Wed 26th June
6.30-9pm
Please join us for a talk with Vladimir Sorokin and his translator, Max Lawton.
Earlier this year, NYRB Classics published two books by him: his novel Blue Lard and a collection of his short fiction, Red Pyramid and Other Stories, both translated by Max Lawton and available in English for the first time. Widely hailed as the Russian De Sade, Sorokin is one of the most radical and inventive voices in contemporary world literature. He writes as much in the tradition of the political dissident as in that of literary troublemakers such as Burroughs, Bataille, and Houellebecq. His second novel, The Queue (available as an NYRB Classic), was banned in the Soviet Union for satirizing socialist bureaucracy, and in post-Soviet Russia, he has continued his unflinching indictment of Russian authoritarianism.
Originally published in 1999, Blue Lard is Sorokin’s most notorious book. Featuring a graphic sex scene between Stalin and Khrushchev, Blue Lard led to pornography charges against Sorokin, and inspired pro-Putin protestors to throw the author’s books into a gigantic makeshift toilet in front of Moscow’s Bolshoi Theatre. Now, 25 years later, English readers can finally experience Sorokin’s phantasmagorical, boundary-defying romp through Russian literature and alternative twentieth-century history.

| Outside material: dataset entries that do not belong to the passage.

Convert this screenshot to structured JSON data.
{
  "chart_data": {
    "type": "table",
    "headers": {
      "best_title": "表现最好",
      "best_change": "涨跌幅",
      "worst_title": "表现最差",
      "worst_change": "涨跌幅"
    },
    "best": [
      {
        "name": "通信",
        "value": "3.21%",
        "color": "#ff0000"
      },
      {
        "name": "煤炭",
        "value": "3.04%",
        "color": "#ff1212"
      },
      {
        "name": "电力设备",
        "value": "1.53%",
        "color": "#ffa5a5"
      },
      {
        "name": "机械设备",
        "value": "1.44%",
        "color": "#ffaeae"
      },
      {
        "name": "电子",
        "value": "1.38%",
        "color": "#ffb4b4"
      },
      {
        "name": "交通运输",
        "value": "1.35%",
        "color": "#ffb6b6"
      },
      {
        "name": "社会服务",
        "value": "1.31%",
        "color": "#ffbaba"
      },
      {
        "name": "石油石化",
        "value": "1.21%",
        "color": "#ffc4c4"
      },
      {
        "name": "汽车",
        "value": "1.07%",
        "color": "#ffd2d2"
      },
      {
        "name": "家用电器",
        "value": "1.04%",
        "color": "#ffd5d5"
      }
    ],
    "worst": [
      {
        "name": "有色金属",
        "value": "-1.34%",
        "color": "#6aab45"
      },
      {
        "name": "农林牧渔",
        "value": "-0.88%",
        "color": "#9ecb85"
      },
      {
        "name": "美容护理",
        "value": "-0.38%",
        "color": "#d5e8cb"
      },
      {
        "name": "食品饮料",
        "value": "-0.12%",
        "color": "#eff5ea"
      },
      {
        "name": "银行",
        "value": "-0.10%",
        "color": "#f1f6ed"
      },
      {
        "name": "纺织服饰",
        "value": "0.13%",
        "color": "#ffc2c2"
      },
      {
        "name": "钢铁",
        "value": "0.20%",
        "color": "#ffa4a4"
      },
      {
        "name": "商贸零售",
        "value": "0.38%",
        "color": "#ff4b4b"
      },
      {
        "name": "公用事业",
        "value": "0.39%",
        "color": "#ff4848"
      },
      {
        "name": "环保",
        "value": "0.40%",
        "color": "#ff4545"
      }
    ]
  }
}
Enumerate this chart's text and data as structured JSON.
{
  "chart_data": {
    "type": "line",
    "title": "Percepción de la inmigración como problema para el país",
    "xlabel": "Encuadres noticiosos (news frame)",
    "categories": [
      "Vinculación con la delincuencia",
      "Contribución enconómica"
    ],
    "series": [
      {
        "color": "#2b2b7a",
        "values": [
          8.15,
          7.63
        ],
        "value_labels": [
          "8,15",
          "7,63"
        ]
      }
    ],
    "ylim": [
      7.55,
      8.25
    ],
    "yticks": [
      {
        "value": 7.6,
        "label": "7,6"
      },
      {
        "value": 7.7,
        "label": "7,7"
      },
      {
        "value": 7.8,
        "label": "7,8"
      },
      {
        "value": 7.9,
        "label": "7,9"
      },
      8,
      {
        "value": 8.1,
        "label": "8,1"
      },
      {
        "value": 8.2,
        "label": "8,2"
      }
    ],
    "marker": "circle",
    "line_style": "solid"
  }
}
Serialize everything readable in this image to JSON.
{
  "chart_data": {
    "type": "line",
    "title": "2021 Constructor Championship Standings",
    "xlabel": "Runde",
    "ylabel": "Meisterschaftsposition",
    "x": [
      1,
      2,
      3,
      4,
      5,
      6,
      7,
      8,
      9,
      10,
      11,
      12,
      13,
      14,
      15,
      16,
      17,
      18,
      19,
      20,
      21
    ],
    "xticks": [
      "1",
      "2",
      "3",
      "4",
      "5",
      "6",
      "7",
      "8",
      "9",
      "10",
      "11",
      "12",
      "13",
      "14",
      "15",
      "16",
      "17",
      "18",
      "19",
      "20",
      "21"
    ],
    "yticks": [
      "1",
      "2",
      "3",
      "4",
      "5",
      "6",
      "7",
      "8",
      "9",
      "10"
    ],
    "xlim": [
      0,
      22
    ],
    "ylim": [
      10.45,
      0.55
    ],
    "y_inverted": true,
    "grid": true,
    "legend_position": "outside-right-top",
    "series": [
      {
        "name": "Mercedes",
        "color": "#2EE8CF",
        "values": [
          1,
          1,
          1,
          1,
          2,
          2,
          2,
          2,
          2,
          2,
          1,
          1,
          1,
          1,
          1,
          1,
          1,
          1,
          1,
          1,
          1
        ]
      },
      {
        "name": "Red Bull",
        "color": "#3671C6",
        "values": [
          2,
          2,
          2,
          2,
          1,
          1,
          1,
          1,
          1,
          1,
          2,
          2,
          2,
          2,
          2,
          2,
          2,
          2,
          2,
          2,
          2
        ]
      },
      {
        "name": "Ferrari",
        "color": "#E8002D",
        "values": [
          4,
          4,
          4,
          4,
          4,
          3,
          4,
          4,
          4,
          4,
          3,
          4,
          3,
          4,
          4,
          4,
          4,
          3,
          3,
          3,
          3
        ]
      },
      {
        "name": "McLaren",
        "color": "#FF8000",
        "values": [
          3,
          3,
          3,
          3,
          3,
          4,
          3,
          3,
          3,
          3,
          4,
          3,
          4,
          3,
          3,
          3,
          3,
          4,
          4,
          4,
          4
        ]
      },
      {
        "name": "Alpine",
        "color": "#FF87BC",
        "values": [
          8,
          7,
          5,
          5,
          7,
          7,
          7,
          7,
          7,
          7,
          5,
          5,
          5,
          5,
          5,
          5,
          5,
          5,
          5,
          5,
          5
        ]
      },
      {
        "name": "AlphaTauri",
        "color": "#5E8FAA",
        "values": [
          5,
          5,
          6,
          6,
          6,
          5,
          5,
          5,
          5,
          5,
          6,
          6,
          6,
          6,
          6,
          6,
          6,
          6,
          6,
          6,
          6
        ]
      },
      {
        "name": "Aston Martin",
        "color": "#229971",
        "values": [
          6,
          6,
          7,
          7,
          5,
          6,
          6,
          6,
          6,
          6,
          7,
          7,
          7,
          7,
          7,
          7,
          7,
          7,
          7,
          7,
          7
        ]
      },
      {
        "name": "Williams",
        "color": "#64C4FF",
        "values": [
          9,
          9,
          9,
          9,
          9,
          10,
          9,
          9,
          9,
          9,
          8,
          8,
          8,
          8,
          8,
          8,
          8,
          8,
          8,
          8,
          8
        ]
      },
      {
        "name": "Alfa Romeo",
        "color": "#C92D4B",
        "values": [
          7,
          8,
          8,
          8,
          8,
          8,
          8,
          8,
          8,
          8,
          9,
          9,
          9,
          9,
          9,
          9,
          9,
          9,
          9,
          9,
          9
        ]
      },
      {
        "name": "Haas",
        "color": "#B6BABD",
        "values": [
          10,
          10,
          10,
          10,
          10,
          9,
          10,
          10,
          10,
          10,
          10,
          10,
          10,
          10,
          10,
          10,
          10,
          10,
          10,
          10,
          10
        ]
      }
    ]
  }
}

Vladimir Sorokin was born in a small town outside of Moscow in 1955. He trained as an engineer at the Moscow Institute of Oil and Gas but later turned to art and writing, becoming a major presence in the Moscow underground of the 1980s. In 1992, Sorokin’s Their Four Hearts was short-listed for the Russian Booker Prize; in 2001, he received the Andrei Bely Award for outstanding contributions to Russian literature.
Max Lawton is a novelist, musician, and translator. He has translated several works by Vladimir Sorokin, including the NYRB Classics edition of Telluria.